Au cœur du dispositif, les « blocs de soin » (manzanas del cuidado), des espaces publics repensés pour offrir aux aidantes des moments de répit, de formation ou de développement personnel, tout en accueillant simultanément les personnes dont elles s’occupent.
Entre 2020 et 2022, 14 blocs ont vu le jour, et l’objectif est d’en compter 45 d’ici 2035. Mais au-delà des infrastructures, c’est une philosophie qui a changé : le soin n’est plus une affaire privée, mais une priorité collective.
Ce qui frappe dans le modèle bogotain, c’est sa dimension systémique. Le système s’appuie sur des consultations massives – 5 500 femmes ont contribué à la politique publique genre 2020-2030 – et une commission intersectorielle où siégent aussi bien des représentantes des aidantes que des responsables municipaux. Pourtant, les défis restent de taille. Dans un pays où la méfiance envers les institutions est historique, convaincre les citoyennes que ce système leur appartient demande du temps. Et si les ateliers de transformation culturelle (où l’on apprend aux hommes à partager les tâches domestiques) sont une avancée, changer les mentalités prendra des générations.

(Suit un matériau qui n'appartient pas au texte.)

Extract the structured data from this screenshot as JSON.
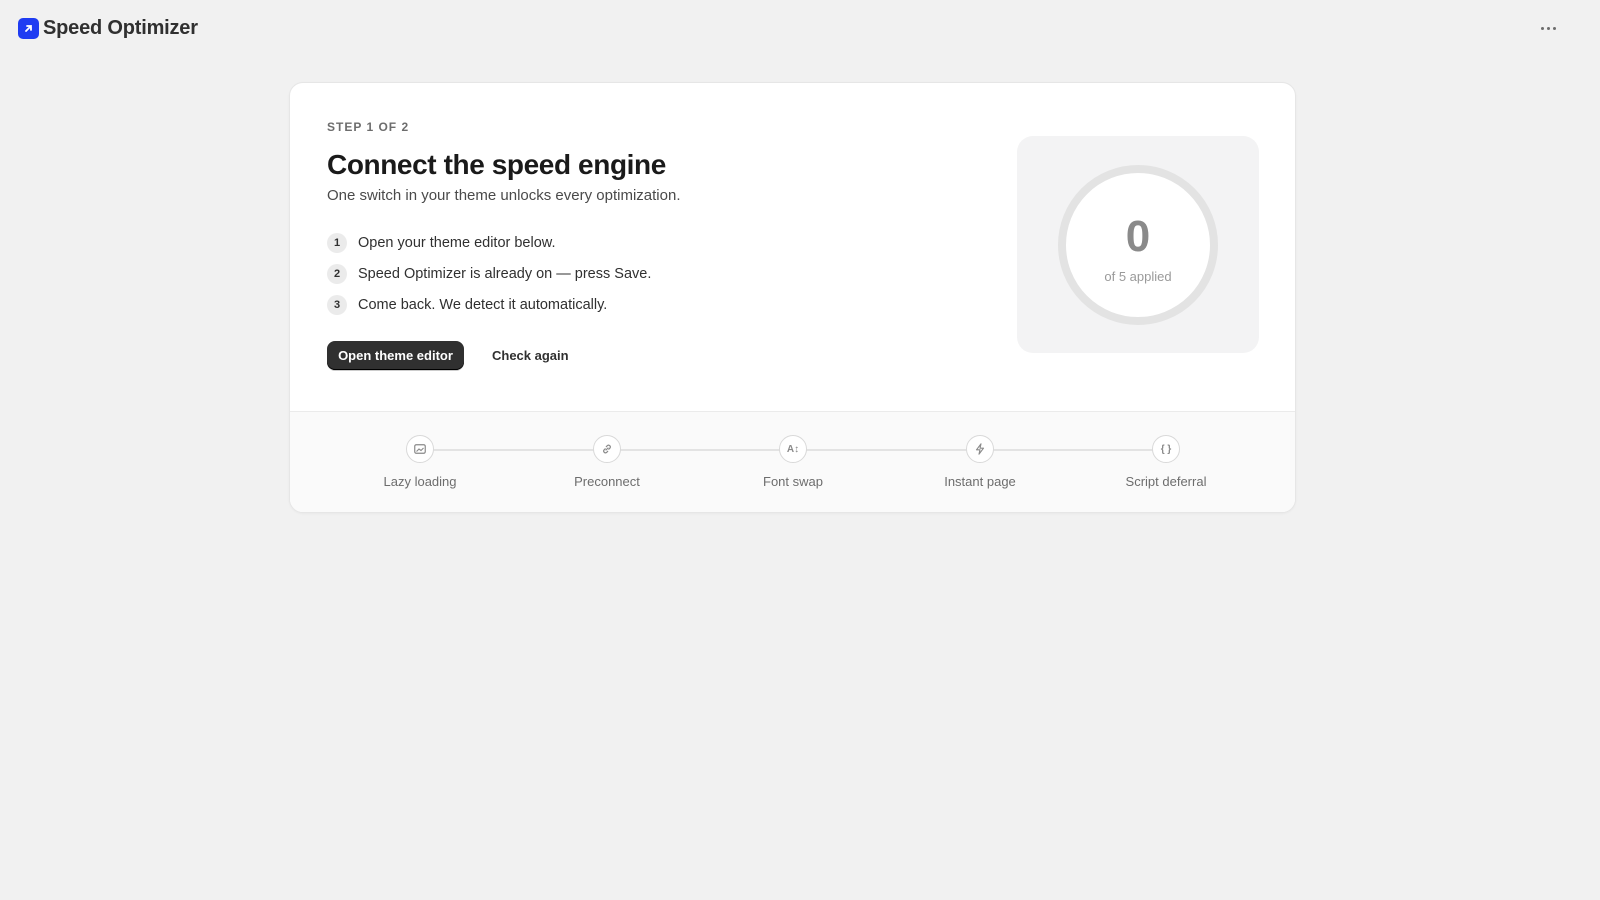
{
  "app": {
    "title": "Speed Optimizer"
  },
  "onboarding": {
    "step_label": "STEP 1 OF 2",
    "headline": "Connect the speed engine",
    "subhead": "One switch in your theme unlocks every optimization.",
    "steps": [
      {
        "number": "1",
        "text": "Open your theme editor below."
      },
      {
        "number": "2",
        "text": "Speed Optimizer is already on — press Save."
      },
      {
        "number": "3",
        "text": "Come back. We detect it automatically."
      }
    ],
    "primary_action": "Open theme editor",
    "secondary_action": "Check again"
  },
  "progress": {
    "count": "0",
    "caption": "of 5 applied",
    "applied": 0,
    "total": 5
  },
  "features": [
    {
      "label": "Lazy loading",
      "icon": "image-icon"
    },
    {
      "label": "Preconnect",
      "icon": "link-icon"
    },
    {
      "label": "Font swap",
      "icon": "font-icon",
      "glyph": "A↕"
    },
    {
      "label": "Instant page",
      "icon": "bolt-icon"
    },
    {
      "label": "Script deferral",
      "icon": "code-braces-icon",
      "glyph": "{ }"
    }
  ],
  "colors": {
    "brand": "#1f3cf2",
    "primary_button": "#303030",
    "background": "#f1f1f1"
  }
}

Chicago, ou l’urgence comme catalyseur
À l’autre bout du spectre, le Rogers Park Community Response Team (RPCRT) a émergé en mars 2020 comme une réponse immédiate et horizontale à la crise. Dans ce quartier, l’un des plus divers de Chicago (44 % de Blancs, 27 % de Noirs, 19 % de Latinos), la pandémie a exacerbé les inégalités : isolement, précarité alimentaire, difficultés financières.
Sans attendre les pouvoirs publics, des habitants, soutenus par l’élue locale Maria Hadden, ont monté un réseau d’entraide 100 % bénévole : distribution de nourriture, de produits ménagers, aides financières sans condition.
Le RPCRT a su s’appuyer sur l’existant : le groupe Protect Rogers Park, déjà actif contre les raids de l’immigration, a fourni une base de bénévoles et un numéro d’urgence ; Northside Community Resources, une ONG locale, a géré les finances. En quelques semaines, l’initiative a distribué des milliers de colis, adaptés aux besoins culturels du quartier (nourriture halal, produits latinos, etc.). Mais cette agilité avait un prix : une structure informelle qui a parfois manqué de clarté, et une représentativité imparfaite – la majorité des organisateurs étaient blancs, dans un quartier où les minorités sont majoritaires.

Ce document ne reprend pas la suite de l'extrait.